Group aims to help Syrian refugees

More support needed to address humanitarian crisis

By: Andy Kozlowski | Madison - Park News | Published May 27, 2016


MADISON HEIGHTS — The ongoing civil war in Syria has displaced millions of people who want nothing more than to peacefully coexist with their fellow man. But life is tough starting over from scratch in a new country with a different language and culture. That’s the situation many refugees find themselves in as they seek a better life for their families.

There is no overstating the magnitude of the crisis. According to Mercy Corps, more than 4.7 million Syrian refugees are now in neighboring countries. In Lebanon to the west, one in five people is a Syrian refugee. In Jordan to the south, it’s one in 13. Nearly 1 million have applied for asylum in Europe, and more than 13.5 million people are still in need of assistance inside Syria. In all, more than 11 million people have either been killed or forced to flee their homes — that’s half of the country’s pre-war population. United Nations Secretary General Ban Ki-Moon has called it “the biggest refugee and displacement crisis of our time.” 

Michigan alone has received nearly 400 refugees since the start of 2015, with the vast majority of them settling in southeast Michigan communities such as Madison Heights. Many of them risk life and limb getting here, driven by the hope that other Syrians in town will give them a sense of community and support once they arrive.

Through it all, the Syrian American Rescue Network (SARN) has been trying to help them find their footing in this new land. And their needs are many, said Patrick McLean, a SARN board member and director of the Gerald Ford Institute for Leadership in Public Policy and Service at Albion College. 

“We do everything we can to fill those needs, which range from emotional and physical health, to education, to finding a place to live, to transportation, to finding furniture and household necessities — the very basics, since refugees often arrive with little more than the clothing on their backs,” McLean said. “In most cases, they come with some assistance because of their refugee designation through the federal government. But our goal is to get them as self-sufficient as possible.”

Few people work harder than the average refugee, he added. It’s not uncommon to come across a refugee who was highly trained and qualified in their homeland — a doctor, for instance — but here in America they have to start over as they get recertified, learn the new language and more. 

“Refugees tend to be highly motivated,” McLean said. “Many of the ones we work with are highly skilled, but they need language training and their credentials are not automatically transferable. So we work with them to start over. That’s a challenge handled on a case-by-case basis. A further challenge with Syrian refugees is they may not have the paperwork, and there’s no way to go back to Syria to get evidence of the credential they earned.”

The fact that they’re willing to move here despite the hardships just underscores how dire the situation is back in their home country, he said.

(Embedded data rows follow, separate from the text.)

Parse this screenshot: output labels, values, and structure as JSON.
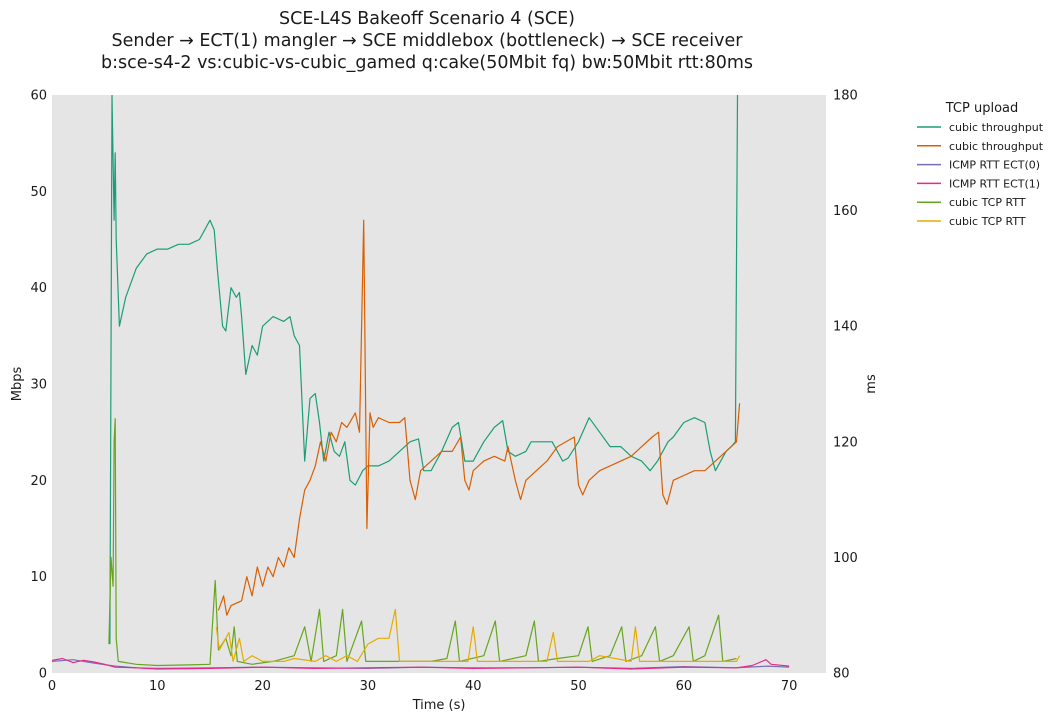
{
  "chart_data": {
    "type": "line",
    "title": [
      "SCE-L4S Bakeoff Scenario 4 (SCE)",
      "Sender → ECT(1) mangler → SCE middlebox (bottleneck) → SCE receiver",
      "b:sce-s4-2 vs:cubic-vs-cubic_gamed q:cake(50Mbit fq) bw:50Mbit rtt:80ms"
    ],
    "xlabel": "Time (s)",
    "ylabel": "Mbps",
    "y2label": "ms",
    "xlim": [
      0,
      73.5
    ],
    "ylim": [
      0,
      60
    ],
    "y2lim": [
      80,
      180
    ],
    "xticks": [
      0,
      10,
      20,
      30,
      40,
      50,
      60,
      70
    ],
    "yticks": [
      0,
      10,
      20,
      30,
      40,
      50,
      60
    ],
    "y2ticks": [
      80,
      100,
      120,
      140,
      160,
      180
    ],
    "grid": false,
    "legend_title": "TCP upload",
    "legend_position": "outside-right",
    "series": [
      {
        "name": "cubic throughput",
        "axis": "left",
        "color": "#1b9e77",
        "points": [
          [
            5.5,
            3
          ],
          [
            5.7,
            60
          ],
          [
            5.9,
            47
          ],
          [
            6.0,
            54
          ],
          [
            6.1,
            45
          ],
          [
            6.4,
            36
          ],
          [
            7,
            39
          ],
          [
            8,
            42
          ],
          [
            9,
            43.5
          ],
          [
            10,
            44
          ],
          [
            11,
            44
          ],
          [
            12,
            44.5
          ],
          [
            13,
            44.5
          ],
          [
            14,
            45
          ],
          [
            14.5,
            46
          ],
          [
            15,
            47
          ],
          [
            15.4,
            46
          ],
          [
            15.7,
            42
          ],
          [
            16.2,
            36
          ],
          [
            16.5,
            35.5
          ],
          [
            17,
            40
          ],
          [
            17.5,
            39
          ],
          [
            17.8,
            39.5
          ],
          [
            18,
            37
          ],
          [
            18.4,
            31
          ],
          [
            19,
            34
          ],
          [
            19.5,
            33
          ],
          [
            20,
            36
          ],
          [
            21,
            37
          ],
          [
            22,
            36.5
          ],
          [
            22.6,
            37
          ],
          [
            23,
            35
          ],
          [
            23.5,
            34
          ],
          [
            24,
            22
          ],
          [
            24.5,
            28.5
          ],
          [
            25,
            29
          ],
          [
            25.4,
            26
          ],
          [
            25.8,
            22
          ],
          [
            26.3,
            25
          ],
          [
            26.8,
            23
          ],
          [
            27.3,
            22.5
          ],
          [
            27.8,
            24
          ],
          [
            28.3,
            20
          ],
          [
            28.8,
            19.5
          ],
          [
            29.5,
            21
          ],
          [
            30,
            21.5
          ],
          [
            31,
            21.5
          ],
          [
            32,
            22
          ],
          [
            33,
            23
          ],
          [
            34,
            24
          ],
          [
            34.8,
            24.3
          ],
          [
            35.3,
            21
          ],
          [
            36,
            21
          ],
          [
            37,
            23
          ],
          [
            38,
            25.5
          ],
          [
            38.6,
            26
          ],
          [
            39.2,
            22
          ],
          [
            40,
            22
          ],
          [
            41,
            24
          ],
          [
            42,
            25.5
          ],
          [
            42.8,
            26.2
          ],
          [
            43.3,
            23
          ],
          [
            44,
            22.5
          ],
          [
            45,
            23
          ],
          [
            45.5,
            24
          ],
          [
            46.5,
            24
          ],
          [
            47.5,
            24
          ],
          [
            48.5,
            22
          ],
          [
            49,
            22.3
          ],
          [
            50,
            24
          ],
          [
            51,
            26.5
          ],
          [
            52,
            25
          ],
          [
            53,
            23.5
          ],
          [
            54,
            23.5
          ],
          [
            55,
            22.5
          ],
          [
            56,
            22
          ],
          [
            56.8,
            21
          ],
          [
            57.5,
            22
          ],
          [
            58.5,
            24
          ],
          [
            59,
            24.5
          ],
          [
            60,
            26
          ],
          [
            61,
            26.5
          ],
          [
            62,
            26
          ],
          [
            62.5,
            23
          ],
          [
            63,
            21
          ],
          [
            63.5,
            22
          ],
          [
            64,
            23
          ],
          [
            64.5,
            23.5
          ],
          [
            64.9,
            24
          ],
          [
            65.1,
            60
          ]
        ]
      },
      {
        "name": "cubic throughput",
        "axis": "left",
        "color": "#d95f02",
        "points": [
          [
            15.8,
            6.5
          ],
          [
            16.3,
            8
          ],
          [
            16.6,
            6
          ],
          [
            17,
            7
          ],
          [
            18,
            7.5
          ],
          [
            18.5,
            10
          ],
          [
            19,
            8
          ],
          [
            19.5,
            11
          ],
          [
            20,
            9
          ],
          [
            20.5,
            11
          ],
          [
            21,
            10
          ],
          [
            21.5,
            12
          ],
          [
            22,
            11
          ],
          [
            22.5,
            13
          ],
          [
            23,
            12
          ],
          [
            23.5,
            16
          ],
          [
            24,
            19
          ],
          [
            24.5,
            20
          ],
          [
            25,
            21.5
          ],
          [
            25.5,
            24
          ],
          [
            26,
            22
          ],
          [
            26.5,
            25
          ],
          [
            27,
            24
          ],
          [
            27.5,
            26
          ],
          [
            28,
            25.5
          ],
          [
            28.8,
            27
          ],
          [
            29.2,
            25
          ],
          [
            29.6,
            47
          ],
          [
            29.9,
            15
          ],
          [
            30.2,
            27
          ],
          [
            30.5,
            25.5
          ],
          [
            31,
            26.5
          ],
          [
            32,
            26
          ],
          [
            33,
            26
          ],
          [
            33.5,
            26.5
          ],
          [
            34,
            20
          ],
          [
            34.5,
            18
          ],
          [
            35,
            21
          ],
          [
            36,
            22
          ],
          [
            37,
            23
          ],
          [
            38,
            23
          ],
          [
            38.8,
            24.5
          ],
          [
            39.2,
            20
          ],
          [
            39.6,
            19
          ],
          [
            40,
            21
          ],
          [
            41,
            22
          ],
          [
            42,
            22.5
          ],
          [
            43,
            22
          ],
          [
            43.3,
            23.5
          ],
          [
            44,
            20
          ],
          [
            44.5,
            18
          ],
          [
            45,
            20
          ],
          [
            46,
            21
          ],
          [
            47,
            22
          ],
          [
            48,
            23.5
          ],
          [
            49.6,
            24.5
          ],
          [
            50,
            19.5
          ],
          [
            50.4,
            18.5
          ],
          [
            51,
            20
          ],
          [
            52,
            21
          ],
          [
            53,
            21.5
          ],
          [
            54,
            22
          ],
          [
            55,
            22.5
          ],
          [
            56,
            23.5
          ],
          [
            57,
            24.5
          ],
          [
            57.6,
            25
          ],
          [
            58,
            18.5
          ],
          [
            58.4,
            17.5
          ],
          [
            59,
            20
          ],
          [
            60,
            20.5
          ],
          [
            61,
            21
          ],
          [
            62,
            21
          ],
          [
            63,
            22
          ],
          [
            64,
            23
          ],
          [
            65,
            24
          ],
          [
            65.3,
            28
          ]
        ]
      },
      {
        "name": "ICMP RTT ECT(0)",
        "axis": "right",
        "color": "#7570b3",
        "points": [
          [
            0,
            82
          ],
          [
            2,
            82.3
          ],
          [
            4,
            81.7
          ],
          [
            6,
            81.2
          ],
          [
            8,
            80.9
          ],
          [
            10,
            80.8
          ],
          [
            15,
            80.9
          ],
          [
            20,
            81
          ],
          [
            25,
            80.9
          ],
          [
            30,
            80.8
          ],
          [
            35,
            81
          ],
          [
            40,
            80.9
          ],
          [
            45,
            80.9
          ],
          [
            50,
            81
          ],
          [
            55,
            80.8
          ],
          [
            60,
            81.1
          ],
          [
            65,
            80.9
          ],
          [
            68,
            81.2
          ],
          [
            70,
            81
          ]
        ]
      },
      {
        "name": "ICMP RTT ECT(1)",
        "axis": "right",
        "color": "#e7298a",
        "points": [
          [
            0,
            82.2
          ],
          [
            1,
            82.5
          ],
          [
            2,
            81.8
          ],
          [
            3,
            82.2
          ],
          [
            4,
            81.9
          ],
          [
            5,
            81.5
          ],
          [
            6,
            81
          ],
          [
            8,
            80.9
          ],
          [
            10,
            80.7
          ],
          [
            15,
            80.8
          ],
          [
            20,
            81
          ],
          [
            25,
            80.8
          ],
          [
            30,
            80.9
          ],
          [
            35,
            81
          ],
          [
            40,
            80.8
          ],
          [
            45,
            80.9
          ],
          [
            50,
            81
          ],
          [
            55,
            80.7
          ],
          [
            60,
            81
          ],
          [
            65,
            80.9
          ],
          [
            66.5,
            81.3
          ],
          [
            67.8,
            82.3
          ],
          [
            68.3,
            81.5
          ],
          [
            70,
            81.2
          ]
        ]
      },
      {
        "name": "cubic TCP RTT",
        "axis": "right",
        "color": "#66a61e",
        "points": [
          [
            5.4,
            85
          ],
          [
            5.6,
            100
          ],
          [
            5.8,
            95
          ],
          [
            5.9,
            120
          ],
          [
            6.0,
            124
          ],
          [
            6.1,
            86
          ],
          [
            6.3,
            82
          ],
          [
            8,
            81.5
          ],
          [
            10,
            81.3
          ],
          [
            13,
            81.4
          ],
          [
            15,
            81.5
          ],
          [
            15.5,
            96
          ],
          [
            15.8,
            84
          ],
          [
            16.5,
            86
          ],
          [
            17,
            83
          ],
          [
            17.3,
            88
          ],
          [
            17.6,
            82
          ],
          [
            19,
            81.5
          ],
          [
            21,
            82
          ],
          [
            23,
            83
          ],
          [
            24,
            88
          ],
          [
            24.6,
            82
          ],
          [
            25.4,
            91
          ],
          [
            25.8,
            82
          ],
          [
            27,
            83
          ],
          [
            27.6,
            91
          ],
          [
            28,
            82
          ],
          [
            29.4,
            89
          ],
          [
            29.8,
            82
          ],
          [
            33,
            82
          ],
          [
            36,
            82
          ],
          [
            37.5,
            82.5
          ],
          [
            38.3,
            89
          ],
          [
            38.7,
            82
          ],
          [
            41,
            83
          ],
          [
            42.1,
            89
          ],
          [
            42.5,
            82
          ],
          [
            45,
            83
          ],
          [
            45.8,
            89
          ],
          [
            46.2,
            82
          ],
          [
            48,
            82.5
          ],
          [
            50,
            83
          ],
          [
            50.9,
            88
          ],
          [
            51.3,
            82
          ],
          [
            53,
            83
          ],
          [
            54.1,
            88
          ],
          [
            54.5,
            82
          ],
          [
            56,
            83
          ],
          [
            57.3,
            88
          ],
          [
            57.7,
            82
          ],
          [
            59,
            83
          ],
          [
            60.5,
            88
          ],
          [
            60.9,
            82
          ],
          [
            62,
            83
          ],
          [
            63.3,
            90
          ],
          [
            63.7,
            82
          ],
          [
            65,
            82.5
          ]
        ]
      },
      {
        "name": "cubic TCP RTT",
        "axis": "right",
        "color": "#e6ab02",
        "points": [
          [
            15.6,
            88
          ],
          [
            15.9,
            84
          ],
          [
            16.8,
            87
          ],
          [
            17.2,
            82
          ],
          [
            17.8,
            86
          ],
          [
            18.2,
            82
          ],
          [
            19,
            83
          ],
          [
            20,
            82
          ],
          [
            22,
            82
          ],
          [
            23,
            82.5
          ],
          [
            25,
            82
          ],
          [
            26,
            83
          ],
          [
            27,
            82
          ],
          [
            28,
            83
          ],
          [
            29,
            82
          ],
          [
            30,
            85
          ],
          [
            31,
            86
          ],
          [
            32,
            86
          ],
          [
            32.6,
            91
          ],
          [
            33,
            82
          ],
          [
            36,
            82
          ],
          [
            37,
            82
          ],
          [
            38,
            82
          ],
          [
            39.5,
            82
          ],
          [
            40,
            88
          ],
          [
            40.4,
            82
          ],
          [
            44,
            82
          ],
          [
            47,
            82
          ],
          [
            47.6,
            87
          ],
          [
            48,
            82
          ],
          [
            51,
            82
          ],
          [
            52,
            83
          ],
          [
            55,
            82
          ],
          [
            55.4,
            88
          ],
          [
            55.8,
            82
          ],
          [
            59,
            82
          ],
          [
            62,
            82
          ],
          [
            65,
            82
          ],
          [
            65.3,
            83
          ]
        ]
      }
    ]
  }
}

“Personal safety is the main reason they come here,” McLean said. “They don’t feel safe, and they aren’t safe in their homes or going out from their homes (in Syria). They live in cities that have been utterly devastated, and they live with the constant threat of having bombs dropped on them, bombs the regime has used that kill people indiscriminately. At some point, one realizes they’re not safe in their homes, and they’re willing to risk it all to find safety for their families.”

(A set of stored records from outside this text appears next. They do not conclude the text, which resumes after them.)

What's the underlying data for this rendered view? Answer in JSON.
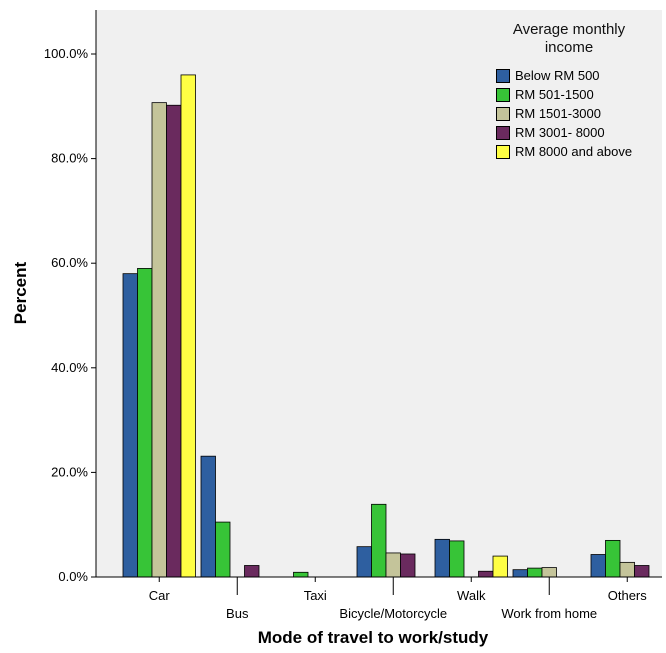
{
  "chart_data": {
    "type": "bar",
    "xlabel": "Mode of travel to work/study",
    "ylabel": "Percent",
    "ylim": [
      0,
      100
    ],
    "yticks": [
      0,
      20,
      40,
      60,
      80,
      100
    ],
    "ytick_labels": [
      "0.0%",
      "20.0%",
      "40.0%",
      "60.0%",
      "80.0%",
      "100.0%"
    ],
    "grid": false,
    "legend_title": "Average monthly income",
    "legend_position": "top-right",
    "categories": [
      "Car",
      "Bus",
      "Taxi",
      "Bicycle/Motorcycle",
      "Walk",
      "Work from home",
      "Others"
    ],
    "series": [
      {
        "name": "Below RM 500",
        "color": "#2e5fa0",
        "values": [
          58.0,
          23.1,
          0.0,
          5.8,
          7.2,
          1.4,
          4.3
        ]
      },
      {
        "name": "RM 501-1500",
        "color": "#37c437",
        "values": [
          59.0,
          10.5,
          0.9,
          13.9,
          6.9,
          1.7,
          7.0
        ]
      },
      {
        "name": "RM 1501-3000",
        "color": "#c4c49a",
        "values": [
          90.7,
          0.0,
          0.0,
          4.6,
          0.0,
          1.8,
          2.8
        ]
      },
      {
        "name": "RM 3001- 8000",
        "color": "#6a2a5e",
        "values": [
          90.2,
          2.2,
          0.0,
          4.4,
          1.1,
          0.0,
          2.2
        ]
      },
      {
        "name": "RM 8000 and above",
        "color": "#ffff44",
        "values": [
          96.0,
          0.0,
          0.0,
          0.0,
          4.0,
          0.0,
          0.0
        ]
      }
    ]
  }
}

But SARN can’t help the refugees alone. It needs the help of people in the community to provide the resources the refugees need. These can range from monetary donations to physical goods.

On May 21, SARN held a fundraiser at the Balkan American Community Center in Troy, attended by nearly 400 people. Among them was Madison Heights City Councilman David Soltis, who spearheaded the Multicultural Relations Advisory Board in Madison Heights. He has been trying to better understand the needs of the city’s growing refugee population.

“What’s happening in Syria is the humanitarian crisis of our lifetime so far, and it’s not being taken as seriously and empathetically as it should be,” Soltis said. “There is misinformation out there, and bigotry and stereotypes that scare people and prey upon their fears. It happened with the Italians, Irish and other Eastern European people when they came over back in the day, and it happens now (with Middle Eastern immigrants).”

The focus, he said, should be on helping one’s fellow man.

“We need to talk to these refugees and find out what they need,” Soltis said. “We need to find out what we can do to help them through some difficult times. I feel like our Multicultural Relations Advisory Board has an incredible opportunity to reach out and do just that.”

SARN believes that increased awareness is part of the answer.

“I think it starts with empathy,” McLean said. “Hopefully, people will educate themselves and realize where these refugees have come from and what they’ve faced. And hopefully, people will open up their hearts and minds, and greet these refugees and welcome them into the community.”